XLV

«Non voglio giocare al povero abate Chas-Bernard il brutto tiro di farlo chiamare» disse Julien a Fouqué. «Non mangerebbe per tre giorni. Ma cerca di procurarmi un giansenista, amico dell’abate Pirard e inaccessibile all’intrigo.»

Fouqué attendeva queste parole con impazienza. Julien eseguì dignitosamente tutto ciò che, in provincia, è dovuto all’opinione pubblica. Grazie all’abate Frilair e nonostante la cattiva scelta del confessore, lui, nella sua segreta, era il protetto della Congregazione; con una maggiore abilità, avrebbe potuto evadere. Ma, poiché l’aria malsana della cella produceva il suo effetto, la sua ragione si affievoliva. E ciò gli fece sentire ancora di più la gioia per il ritorno della signora De Rênal: «Il mio primo dovere è verso di te» gli disse abbracciandolo. «Sono fuggita da Verrières…» Davanti a lei Julien non aveva più amor proprio. Le raccontò tutte le sue debolezze. Fu buona e affettuosa con lui.

La sera, appena uscita dalla prigione, fece chiamare in casa della zia il prete, che si era attaccato a Julien come a una preda e, poiché lui non chiedeva di meglio che acquistarsi credito presso le giovani signore della buona società di Besançon, lo impegnò facilmente per una novena all’abbazia di Bray-le-Haut.

Non vi sono parole per descrivere gli eccessi e la follia dell’amore di Julien.

A furia di denaro e usando e abusando del credito di sua zia ricca e famosa per la sua devozione, la signora De Rênal ottenne di vederlo due volte al giorno.

A tale notizia, la gelosia di Mathilde si esasperò fino alla follia. L’abate Frilair le aveva confessato che tutto il suo credito non arrivava al punto di sfidare ogni convenienza per farle avere il permesso di vedere l’amico più di una volta al giorno.

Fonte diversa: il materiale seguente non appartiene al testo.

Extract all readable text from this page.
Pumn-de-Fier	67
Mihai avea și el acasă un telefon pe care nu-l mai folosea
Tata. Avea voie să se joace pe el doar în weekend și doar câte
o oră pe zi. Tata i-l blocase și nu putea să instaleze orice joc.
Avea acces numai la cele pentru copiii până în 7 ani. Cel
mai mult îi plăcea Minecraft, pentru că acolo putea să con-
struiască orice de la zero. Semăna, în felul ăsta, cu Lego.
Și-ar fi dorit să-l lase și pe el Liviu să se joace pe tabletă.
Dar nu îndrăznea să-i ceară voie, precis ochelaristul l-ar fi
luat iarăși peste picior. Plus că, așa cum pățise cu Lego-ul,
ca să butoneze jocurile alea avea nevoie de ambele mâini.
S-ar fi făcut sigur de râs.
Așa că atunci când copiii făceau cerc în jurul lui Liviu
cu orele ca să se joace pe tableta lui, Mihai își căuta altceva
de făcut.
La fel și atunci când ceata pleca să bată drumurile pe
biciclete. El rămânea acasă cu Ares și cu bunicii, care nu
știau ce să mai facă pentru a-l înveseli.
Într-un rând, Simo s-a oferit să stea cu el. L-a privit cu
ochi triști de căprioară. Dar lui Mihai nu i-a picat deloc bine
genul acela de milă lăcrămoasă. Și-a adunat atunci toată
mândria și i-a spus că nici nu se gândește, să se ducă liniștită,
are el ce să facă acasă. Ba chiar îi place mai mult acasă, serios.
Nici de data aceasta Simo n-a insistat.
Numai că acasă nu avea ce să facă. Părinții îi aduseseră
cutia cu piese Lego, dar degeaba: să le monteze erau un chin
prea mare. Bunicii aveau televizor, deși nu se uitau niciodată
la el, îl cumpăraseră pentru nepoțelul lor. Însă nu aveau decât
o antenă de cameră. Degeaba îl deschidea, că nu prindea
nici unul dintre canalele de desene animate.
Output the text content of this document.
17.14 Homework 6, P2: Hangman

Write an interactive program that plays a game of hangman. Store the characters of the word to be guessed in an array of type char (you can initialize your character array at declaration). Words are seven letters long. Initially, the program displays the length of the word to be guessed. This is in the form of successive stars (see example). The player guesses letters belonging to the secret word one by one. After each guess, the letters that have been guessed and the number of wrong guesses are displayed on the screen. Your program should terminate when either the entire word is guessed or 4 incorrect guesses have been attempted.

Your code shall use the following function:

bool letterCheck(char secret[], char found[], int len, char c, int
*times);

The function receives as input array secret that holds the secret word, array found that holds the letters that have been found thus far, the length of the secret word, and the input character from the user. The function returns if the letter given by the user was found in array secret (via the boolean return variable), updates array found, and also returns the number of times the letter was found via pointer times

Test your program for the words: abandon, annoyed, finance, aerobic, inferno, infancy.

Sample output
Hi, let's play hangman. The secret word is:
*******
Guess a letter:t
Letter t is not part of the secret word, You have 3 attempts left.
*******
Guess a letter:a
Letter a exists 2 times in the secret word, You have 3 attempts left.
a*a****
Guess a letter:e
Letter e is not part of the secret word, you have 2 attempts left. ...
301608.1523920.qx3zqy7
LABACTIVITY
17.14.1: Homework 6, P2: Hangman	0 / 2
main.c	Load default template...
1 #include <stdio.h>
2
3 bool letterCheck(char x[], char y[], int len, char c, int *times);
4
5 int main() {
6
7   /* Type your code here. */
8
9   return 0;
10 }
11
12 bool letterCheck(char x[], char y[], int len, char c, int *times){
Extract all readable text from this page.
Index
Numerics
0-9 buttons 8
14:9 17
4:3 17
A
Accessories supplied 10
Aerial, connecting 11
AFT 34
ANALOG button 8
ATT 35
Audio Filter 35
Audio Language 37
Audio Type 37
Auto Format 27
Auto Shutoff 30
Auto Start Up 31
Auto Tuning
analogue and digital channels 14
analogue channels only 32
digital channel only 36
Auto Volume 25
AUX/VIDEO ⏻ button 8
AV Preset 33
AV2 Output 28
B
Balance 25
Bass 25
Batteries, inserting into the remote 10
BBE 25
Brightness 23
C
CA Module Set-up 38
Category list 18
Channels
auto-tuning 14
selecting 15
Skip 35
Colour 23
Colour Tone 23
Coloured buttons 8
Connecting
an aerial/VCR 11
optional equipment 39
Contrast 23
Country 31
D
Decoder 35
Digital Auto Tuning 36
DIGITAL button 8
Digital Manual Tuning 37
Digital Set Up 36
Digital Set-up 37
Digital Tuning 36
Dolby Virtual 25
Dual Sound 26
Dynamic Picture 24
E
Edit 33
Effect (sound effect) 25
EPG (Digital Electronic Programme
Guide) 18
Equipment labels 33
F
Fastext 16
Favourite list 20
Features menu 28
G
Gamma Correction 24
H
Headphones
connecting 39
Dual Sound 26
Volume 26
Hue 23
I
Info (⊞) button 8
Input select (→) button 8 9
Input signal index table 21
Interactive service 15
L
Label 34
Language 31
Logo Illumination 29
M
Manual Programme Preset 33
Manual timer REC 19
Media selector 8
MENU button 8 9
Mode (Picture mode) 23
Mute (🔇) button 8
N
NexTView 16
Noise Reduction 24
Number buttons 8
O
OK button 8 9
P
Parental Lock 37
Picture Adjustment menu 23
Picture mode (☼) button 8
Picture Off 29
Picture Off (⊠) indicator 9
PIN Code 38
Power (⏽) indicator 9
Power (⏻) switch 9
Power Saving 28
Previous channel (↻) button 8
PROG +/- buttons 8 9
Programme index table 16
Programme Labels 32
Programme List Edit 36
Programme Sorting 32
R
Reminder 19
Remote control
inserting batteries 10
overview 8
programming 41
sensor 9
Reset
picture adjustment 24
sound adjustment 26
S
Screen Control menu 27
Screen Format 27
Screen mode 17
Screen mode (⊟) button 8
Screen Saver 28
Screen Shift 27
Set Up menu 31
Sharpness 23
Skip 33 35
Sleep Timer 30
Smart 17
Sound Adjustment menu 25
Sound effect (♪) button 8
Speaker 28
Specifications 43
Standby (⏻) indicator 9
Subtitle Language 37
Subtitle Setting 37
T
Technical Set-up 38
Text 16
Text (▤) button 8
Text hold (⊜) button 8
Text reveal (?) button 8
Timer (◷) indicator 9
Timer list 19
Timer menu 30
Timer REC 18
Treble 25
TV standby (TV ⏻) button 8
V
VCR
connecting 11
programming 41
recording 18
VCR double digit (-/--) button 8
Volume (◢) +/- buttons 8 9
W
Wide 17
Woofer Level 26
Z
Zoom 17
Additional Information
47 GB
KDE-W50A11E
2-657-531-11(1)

Mathilde fece seguire la signora De Rênal allo scopo di conoscere i suoi minimi spostamenti. L’abate Frilair esauriva tutte le risorse di uno spirito molto abile per dimostrarle che Julien era indegno di lei.

In mezzo a questi tormenti, Mathilde sentiva di amarlo sempre di più e quasi ogni giorno gli faceva una scenata orribile.

Julien voleva a ogni costo essere onesto fino all’ultimo verso con quella povera fanciulla che aveva così incredibilmente compromesso; ma, a ogni istante, l’amore sfrenato per la signora De Rênal prendeva il sopravvento. Quando non riusciva, con le cattive ragioni, a persuadere Mathilde dell’innocenza delle visite della sua rivale, pensava: “Ormai la fine del dramma deve essere molto vicina: è una scusa per me, se non so fingere meglio”.

La signorina De La Mole ebbe la notizia della morte del marchese de Croisenois. Il signor Thaler, uomo molto ricco, si era permesso frasi spiacevoli sulla scomparsa di Mathilde. Croisenois andò a pregarlo di smentirle. Thaler gli mostrò alcune lettere anonime indirizzate a lui e piene di particolari messi insieme con tanta arte che al povero marchese fu impossibile non intravedere la verità. Thaler si permise allora scherzi di cattivo gusto.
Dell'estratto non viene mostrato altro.